The production of the song is built upon sub-bass,[1] horns and drums.[2] In the chorus, Young Thug mentions summoning a club owner to pay him for a walkthrough appearance and says if one snatches his chain he will get it back. He performs the opening verse, in which he details his extravagant lifestyle including the "waterfall" of his jewelry and beautiful women.[3]
Critical reception
The song received generally favorable reviews.

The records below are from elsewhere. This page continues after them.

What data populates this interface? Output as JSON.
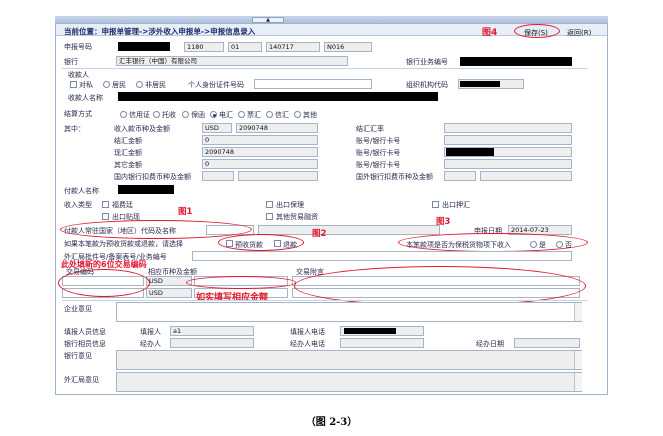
{
  "header": {
    "breadcrumb": "当前位置：申报单管理->涉外收入申报单->申报信息录入",
    "tag4": "图4",
    "save_label": "保存(S)",
    "back_label": "返回(R)",
    "collapse_glyph": "▲"
  },
  "form": {
    "declaration_no_label": "申报号码",
    "declaration_parts": [
      "1180",
      "01",
      "140717",
      "N016"
    ],
    "bank_label": "银行",
    "bank_value": "汇丰银行（中国）有限公司",
    "bank_biz_no_label": "银行业务编号",
    "payee_section": "收款人",
    "payee_type_options": [
      "对私",
      "居民",
      "非居民"
    ],
    "id_no_label": "个人身份证件号码",
    "org_code_label": "组织机构代码",
    "payee_name_label": "收款人名称",
    "settlement_label": "结算方式",
    "settlement_options": [
      "信用证",
      "托收",
      "保函",
      "电汇",
      "票汇",
      "信汇",
      "其他"
    ],
    "settlement_selected": "电汇",
    "among_label": "其中：",
    "amount_rows": [
      {
        "label": "收入款币种及金额",
        "currency": "USD",
        "amount": "2090748",
        "right_label": "结汇汇率"
      },
      {
        "label": "结汇金额",
        "amount": "0",
        "right_label": "账号/银行卡号"
      },
      {
        "label": "现汇金额",
        "amount": "2090748",
        "right_label": "账号/银行卡号"
      },
      {
        "label": "其它金额",
        "amount": "0",
        "right_label": "账号/银行卡号"
      },
      {
        "label": "国内银行扣费币种及金额",
        "right_label": "国外银行扣费币种及金额"
      }
    ],
    "payer_name_label": "付款人名称",
    "receipt_type_label": "收入类型",
    "receipt_types": [
      "福费廷",
      "出口保理",
      "出口押汇",
      "出口贴现",
      "其他贸易融资"
    ],
    "tag1": "图1",
    "tag2": "图2",
    "tag3": "图3",
    "payer_country_label": "付款人常驻国家（地区）代码及名称",
    "declare_date_label": "申报日期",
    "declare_date_value": "2014-07-23",
    "refund_question": "如果本笔款为预收货款或退款，请选择",
    "prepay_label": "预收货款",
    "refund_label": "退款",
    "bonded_question": "本笔款项是否为保税货物项下收入",
    "yes_label": "是",
    "no_label": "否",
    "approval_label": "外汇局批件号/备案表号/业务编号",
    "tx_code_label": "交易编码",
    "currency_amount_label": "相应币种及金额",
    "tx_note_label": "交易附言",
    "tx_currencies": [
      "USD",
      "USD"
    ],
    "annot_tx_code": "此处填新的6位交易编码",
    "annot_amount": "如实填写相应金额",
    "enterprise_opinion_label": "企业意见",
    "filler_info_label": "填报人员信息",
    "filler_label": "填报人",
    "filler_value": "a1",
    "filler_phone_label": "填报人电话",
    "bank_staff_label": "银行相员信息",
    "handler_label": "经办人",
    "handler_phone_label": "经办人电话",
    "handle_date_label": "经办日期",
    "bank_opinion_label": "银行意见",
    "safe_opinion_label": "外汇局意见"
  },
  "caption": "（图 2-3）"
}
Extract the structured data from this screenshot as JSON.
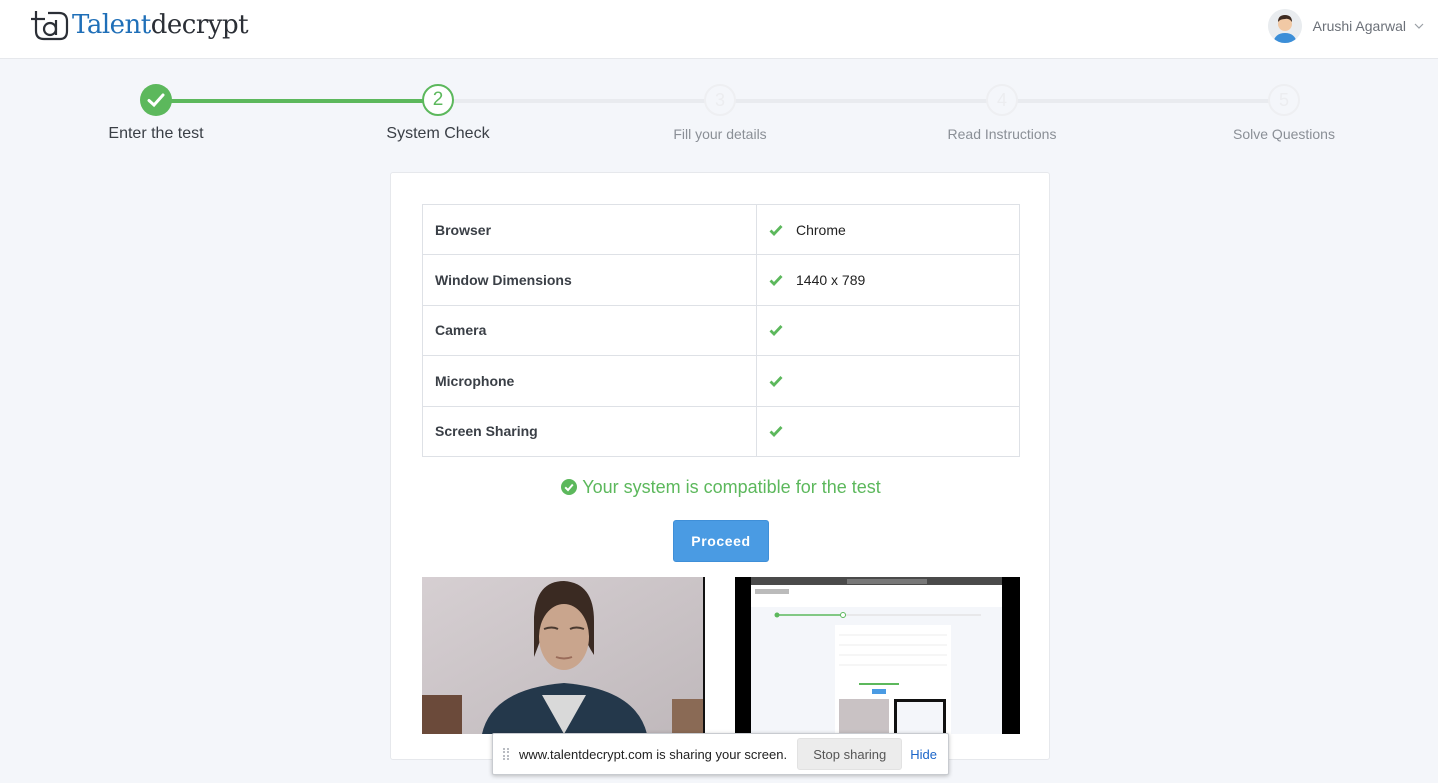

Rolling Stone's Mark Braboy considered it one of the "most exhilarating moments" on Business Is Business, writing "Each of them overdelivers atop grandiose horns and drums, especially Travis and 21 Savage, who link up for a brutalizing verse".[4] Paul Attard of Slant Magazine called Young Thug's lyrics proclaiming he is going to "pull up" and "finger her cat" as "one of his more creative sex brags in a while."[5] Writing for Pitchfork, Paul A. Thompson commented "The song leverages his keen pop instincts and elastic eccentricities at once" and that by the end of Young Thug's verse, his "nods to dull wealth grow syntactically strange", adding "But the oddest thing Thug says is that 'every album got no skippin'': odd not because his LPs are padded with filler, but because there's never been any sense that Thug thinks of his catalog in those discrete, contractually measurable terms."[3]